Citrus fruits, such as oranges, lemons, and grapefruits, are well-known for their refreshing flavor and aroma, which come from the essential oils stored in their oil glands. These tiny structures, located under the peel, are unique to the Rutaceae family of plants and have various applications in food, medicine, and cosmetics. But how do these oil glands form and produce the essential oils? A team of researchers from Huazhong Agricultural University (HZAU) has shed light on this mystery in a paper published in the prestigious journal Science on February 9, 2024.
The paper, titled “Molecular regulation of oil gland development and biosynthesis of essential oils in Citrus spp.”, reveals the molecular mechanism behind the initiation and differentiation of citrus oil glands. The authors, led by Professor Deng Xiuxin and Professor Zhang Fei from the National Key Laboratory of Innovation and Utilization of Horticultural Crop Germplasm, used genetic mapping and genome editing techniques to identify the key genes and the regulatory pathway involved in this process.
Surprisingly, the key components of this pathway are two transcription factors, CsDRNL and CsLMI1, both of which are also necessary for leaf serration in Citrus. Epidermis-expressed CsDRNL directly activates the CsLMI1 expression, which then maintains its own expression until the lumen of the cavity begins to form. The CsDRNL-CsLMI1 regulatory module is essential for the expression of CsMYC5, encoding a regulator for oil gland sheath cell differentiation and cavity formation, in addition to the role of promoting secondary metabolites (terpenoids, flavonol, lipids) biosynthesis. Thus, a CsDRNL-CsLMI1-CsMYC5 regulatory pathway specifies secretory cavity (Fig. 1), different from that for glandular trichomes.

They employed a combination of forward and reverse genetic strategies to identify key genes regulating the initiation and development of oil glands (Fig. 2). By crossing a glandless kumquat (HP, Fortunella crassifolia), natural mutant of RA, with Mini-Citrus (HK, Fortunella hindsii) and conducting mapping analyses using an F2 population, they cloned the causal gene CsLMI1. By taking advantage of the simplifying nature of the Citrus thorn model system, they identified the critical cis-element (GCC box) of CsLMI1 and the associated trans-acting factor CsDRNL for oil gland initiation.
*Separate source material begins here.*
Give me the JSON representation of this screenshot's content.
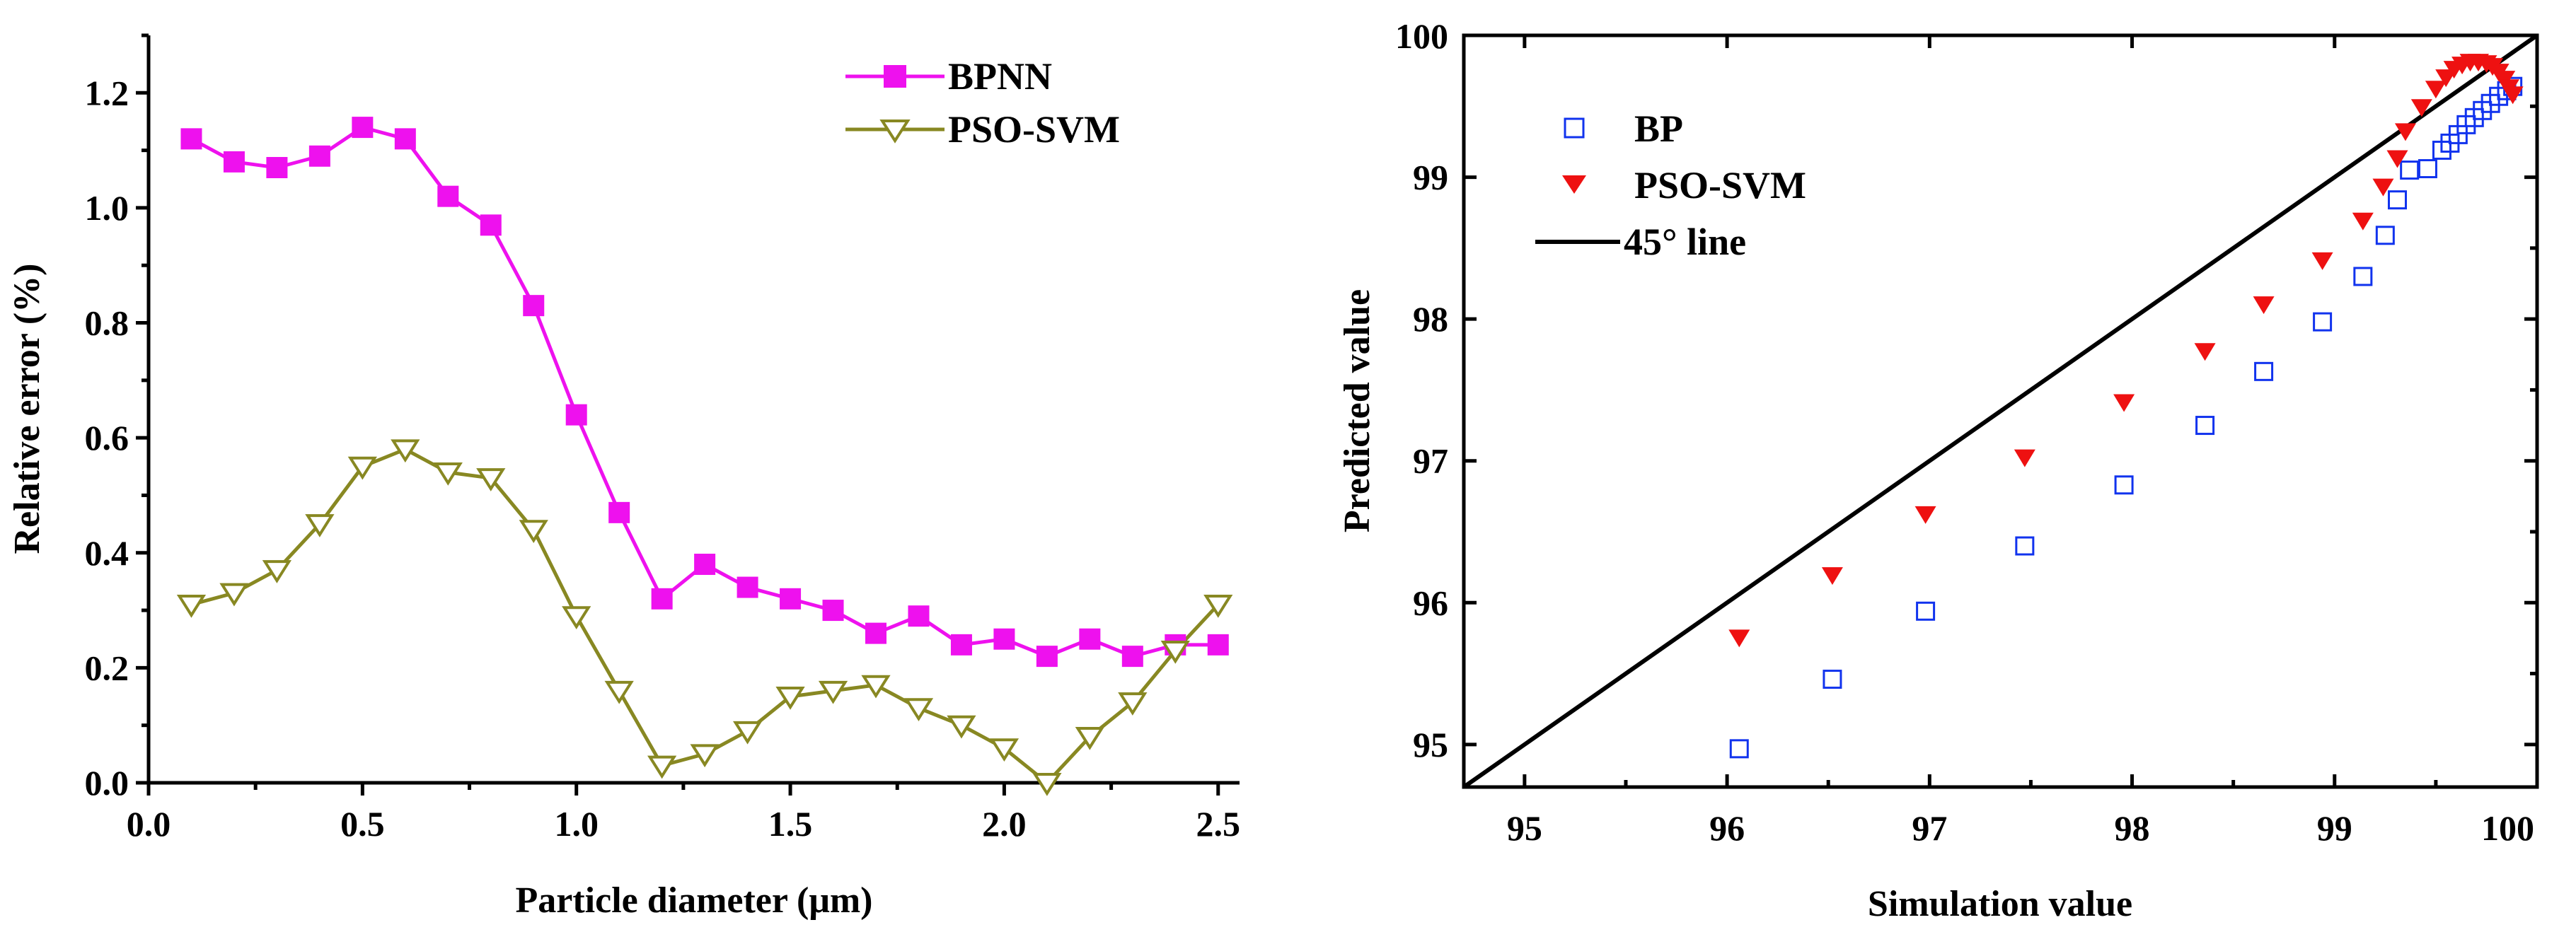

The paper has important implications for both basic and applied research. This research has successfully unraveled the regulatory pathway responsible for secretory cavity formation, thereby solving a long-standing mystery in the field. Furthermore, the methodology of this work can be extended to unravel the mystery surrounding inner secretory structures, such as resin ducts and laticifers, which are equally complex and challenging to investigate. In addition, the work also holds significant applied value. First, glandless kumquats (such as CRISP HONEY) are highly appreciated by the market due to their much better taste. Second, Citrus essential oils have aromatic, flavoring, medicinal, and preservation properties that have broad applications. Thus, this work provides important knowledge that can be leveraged to improve citrus fruit quality and essential oils production.

The paper also highlights the following three major advances in the field of secretory structures:

Discovery of CsLMI1 as a central regulator for secretory cavity initiation and development. Identification of a novel mechanism that connects the epidermal signal with the subepidermal secretory structure development. Demonstration the coordination of secretory structure formation and secondary metabolites biosynthesis.

The paper is co-authored by Wang Hongxing and Ren Jie, doctoral students of the citrus team of HZAU, and co-corresponded by Professor Deng Xiuxin and Professor Zhang Fei from the National Key Laboratory of Innovation and Utilization of Horticultural Crop Germplasm. Professor Guo Wenwu provided important help, and several teachers from the citrus team also participated in this study. Chen Chuanwu from the Guangxi Institute of Specialty Crops and Guangxi Rong’an County Agriculture and Rural Bureau provided industry information. This project is supported by the National Natural Science Foundation of China, the National Natural Science Foundation of China for Outstanding Young Scholars (overseas), and the Hubei Hongshan Laboratory Project.